By Eric Weintraub
When Dr. Charles DeBoer, a second-year resident in the USC Department of Ophthalmology, learned that barrier shields meant to protect patients and physicians from COVID-19 droplet transfer were nationally backordered, he spent his own time and personal resources to build PPE customized for ophthalmic exams.
“I saw a barrier shield design in the paper, ‘Stepping up infection control measures in ophthalmology during the novel coronavirus outbreak: an experience from Hong Kong (2020)’ and thought the way they implemented infection control made sense,” said Dr. DeBoer. “So I copied it for our clinics and we refined the design.” In collaboration with co-resident Dr. Diana Lee and two attending physicians, Drs. Vivek Patel and Annie Nguyen, Dr. DeBoer created barrier shields out of polycarbonate sheets for slit lamps, the microscopes used to look into patients’ eyes.
Dr. DeBoer’s barrier shields now enable physicians to examine a patient closely while still reducing the risk of infection for them both at LAC+USC Medical Center (LAC+USC) and Keck Medical Center (KMC) ophthalmology clinics. This is only one example of how residents are adapting within the drastically disrupted learning environment due to the ongoing COVID-19 pandemic.
In addition, residents are continuously implementing the latest COVID-19 industry responses provided by the American Academy of Ophthalmology (AAO). They are strengthening their history taking skills to learn more about their patients’ health histories, and have increased in-depth provider-to-provider discussions with their fellow residents, fellows, and faculty. Furthermore, residents are learning how to use new technology to provide telehealth services to meet patient needs.
“Telehealth allows us to perform a quick external exam of a patient’s eye,” said Dr. Hong-Uyen Hua, a second-year resident. “While it does not allow for a full assessment, it can help patients avoid in-office visits for non-urgent issues.”

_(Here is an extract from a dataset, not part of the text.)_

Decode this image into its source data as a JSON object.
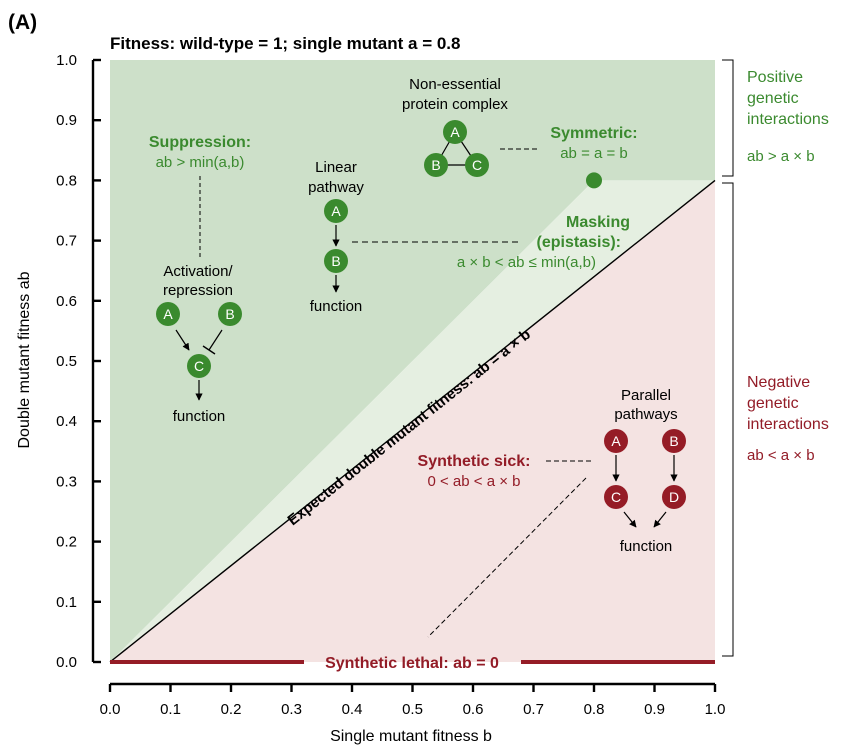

Dr. Hua elaborated that patients often call with eye problems that can be resolved over the phone. Several patients who tested positive for COVID-19 have called with concern that they are developing an eye infection, as well. “In this situation, we ensure that the patient has no vision-threatening issues. We educate and counsel them on supportive care, emphasize the importance of social distancing, and make sure they practice good hygiene. As a result, we minimize exposure for everyone.”
Several residents expressed their belief that COVID-19 will permanently affect the ophthalmology landscape and that it has opened the door for telemedicine to play a more frequent role in the field.
Due to the California Governor’s Executive Order, as well as LA County requirements, clinic volume has been drastically limited to only treating patients with emergency eye conditions. The residency program has taken additional measurements to decrease the likelihood of a COVID-19 infection by having residents rotate in teams at LAC+USC, one week on and one week. In addition, KMC clinics are only seeing urgent patients and all elective surgeries have been canceled. Due to these changes, residents are not rotating in Keck clinics.
“The education and experience we get from seeing patients and operating on them has drastically declined,” said Dr. Ravi Shah, a third-year resident and co-chief resident. “This is likely going to affect different years of residents in different ways. For those that take advantage of the time to continue learning, it may be beneficial for them. But without that motivation, knowledge will quickly atrophy.”
Dr. Shah shared that away from clinic, residents are reading journal articles to stay updated on their respective fields and studying for their annual Ophthalmic Knowledge Assessment Program (OKAP) exams. In addition, the residency program’s education curriculum has quickly shifted to online learning. All faculty lectures and Grand Rounds continue to be conducted via Zoom.
Despite the disruption that COVID-19 has caused to the residents’ training, they share great pride in their colleagues’ resilience. “Too often likened to war, this pandemic has heroic troops battling this microscopic, insidious enemy every day,” said Dr. Hua. “When we chose medicine as a career, no healthcare worker imagined we would have to risk our own lives to save others. I am in awe of all of my colleagues on the frontline. I feel re-affirmed in my decision to choose medicine as a career and vocation during this unprecedented pandemic.”